Everything was still to be done. The only thing we had clear was that, first of all, we had to convert ourselves to Russia, to be born again in a new culture. Nothing less.
For this, the pioneering presence of our Claretian brothers in Poland was going to be fundamental. The two years spent with them in the heart of Siberia, in Krasnoyarsk, opened for us the doors of language, culture and understanding of the ecclesial presence in this land, which we already felt as our own.
Since 1998 we have been living in St. Petersburg, involved from the first day in the formation of future pastors, religious and pastoral agents of this church that is on pilgrimage in these lands without borders. To the academic and catechetical teaching and the formative tasks of our candidates, have been added, from very early on, such Claretian accents as the care of consecrated life, family ministry, work with Caritas and the dialogue and practice of ecumenism. Since 2001 the missionary prow of the community has set its course north. Since then, we have been the pastors of the parish of St. Michael the Archangel in Murmansk, one of the northernmost parishes of the Catholic Church.

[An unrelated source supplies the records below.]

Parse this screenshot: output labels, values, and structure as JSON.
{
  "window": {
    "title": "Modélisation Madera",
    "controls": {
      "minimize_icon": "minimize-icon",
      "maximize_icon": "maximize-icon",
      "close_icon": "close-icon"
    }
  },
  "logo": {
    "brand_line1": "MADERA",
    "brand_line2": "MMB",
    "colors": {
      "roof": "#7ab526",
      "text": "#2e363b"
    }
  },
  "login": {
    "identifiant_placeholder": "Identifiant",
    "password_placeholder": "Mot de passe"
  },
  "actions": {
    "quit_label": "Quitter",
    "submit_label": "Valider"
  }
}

Logically, others have been joining us and sharing this great project. The first of them was Juan Sarmiento (today in his province of origin in San José del Sur) who began the pastoral work in Murmansk and gave it a Claretian imprint that has not been lost due to the presence of Alejandro Carbajo, a canonist reconverted to the active and frontier pastoral, which José María and I share from St. Petersburg with periodic visits. Rafael Lozano, Juan Lozano, Josef Biberacher, Arkadiusz Bialek, Thomas Ksiazkiewicz have also been part of this project for some time. And our presence has undoubtedly contributed to the fact that today a son of this land, Denis Malov, is concluding his Claretian formation in Paris.

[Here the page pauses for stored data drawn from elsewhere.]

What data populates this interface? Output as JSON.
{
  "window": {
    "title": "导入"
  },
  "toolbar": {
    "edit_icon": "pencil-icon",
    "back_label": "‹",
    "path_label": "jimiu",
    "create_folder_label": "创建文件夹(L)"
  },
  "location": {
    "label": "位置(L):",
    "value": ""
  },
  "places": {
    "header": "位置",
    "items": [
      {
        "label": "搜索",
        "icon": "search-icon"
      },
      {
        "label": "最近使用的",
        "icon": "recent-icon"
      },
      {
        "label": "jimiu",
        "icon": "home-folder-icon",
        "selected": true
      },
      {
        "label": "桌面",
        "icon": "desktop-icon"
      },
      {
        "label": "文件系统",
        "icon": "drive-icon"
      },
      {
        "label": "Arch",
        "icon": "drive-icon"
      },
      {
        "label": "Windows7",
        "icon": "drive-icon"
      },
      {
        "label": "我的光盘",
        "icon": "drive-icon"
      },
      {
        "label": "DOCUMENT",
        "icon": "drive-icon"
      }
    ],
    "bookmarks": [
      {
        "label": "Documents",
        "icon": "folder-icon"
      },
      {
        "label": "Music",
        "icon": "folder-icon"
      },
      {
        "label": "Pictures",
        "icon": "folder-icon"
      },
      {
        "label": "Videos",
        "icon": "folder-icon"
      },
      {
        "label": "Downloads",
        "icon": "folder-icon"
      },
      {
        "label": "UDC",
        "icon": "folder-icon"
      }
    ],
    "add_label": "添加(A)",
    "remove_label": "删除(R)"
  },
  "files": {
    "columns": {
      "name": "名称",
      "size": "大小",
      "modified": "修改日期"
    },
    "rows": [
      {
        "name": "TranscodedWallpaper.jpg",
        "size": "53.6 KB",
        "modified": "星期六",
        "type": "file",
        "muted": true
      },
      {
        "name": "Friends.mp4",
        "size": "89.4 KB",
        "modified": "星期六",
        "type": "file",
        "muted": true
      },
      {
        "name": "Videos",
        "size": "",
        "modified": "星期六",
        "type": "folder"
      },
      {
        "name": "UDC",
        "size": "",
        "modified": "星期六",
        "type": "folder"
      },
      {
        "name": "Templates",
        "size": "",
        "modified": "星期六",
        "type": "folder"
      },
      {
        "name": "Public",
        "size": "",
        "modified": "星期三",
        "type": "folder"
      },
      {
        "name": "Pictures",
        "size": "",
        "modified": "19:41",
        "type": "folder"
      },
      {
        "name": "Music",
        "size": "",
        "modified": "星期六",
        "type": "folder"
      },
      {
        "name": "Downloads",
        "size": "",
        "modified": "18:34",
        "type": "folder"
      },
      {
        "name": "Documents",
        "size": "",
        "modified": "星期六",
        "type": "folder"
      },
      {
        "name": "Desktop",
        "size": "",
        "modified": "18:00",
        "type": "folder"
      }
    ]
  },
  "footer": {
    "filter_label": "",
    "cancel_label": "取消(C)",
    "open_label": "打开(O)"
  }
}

Twenty-five years have already passed. Like Teresa of Jesus, we can only sing of God’s mercies with us, of his endearing affection, of his invisible but tangible presence in the ways of mission and fraternal relationships. Mary’s heart has been forming in us a heart sensitive to the pains and wounds of this people, especially punished by history. Certainly, 25 years is nothing, when we feel that the mission is so immense and incomprehensible, when the needs and urgencies continue to cry out and we feel so little.
We invite you to give thanks with us, dear Brothers of all latitudes, and to ask the Lord for vocations from Russia for our family and for vocations from the whole Congregation for Russia. The adventure – I assure you – is exciting. We are realizing the dream of Claret who thought of us “from one pole to the other”. The Mission is eternal and knows no boundaries.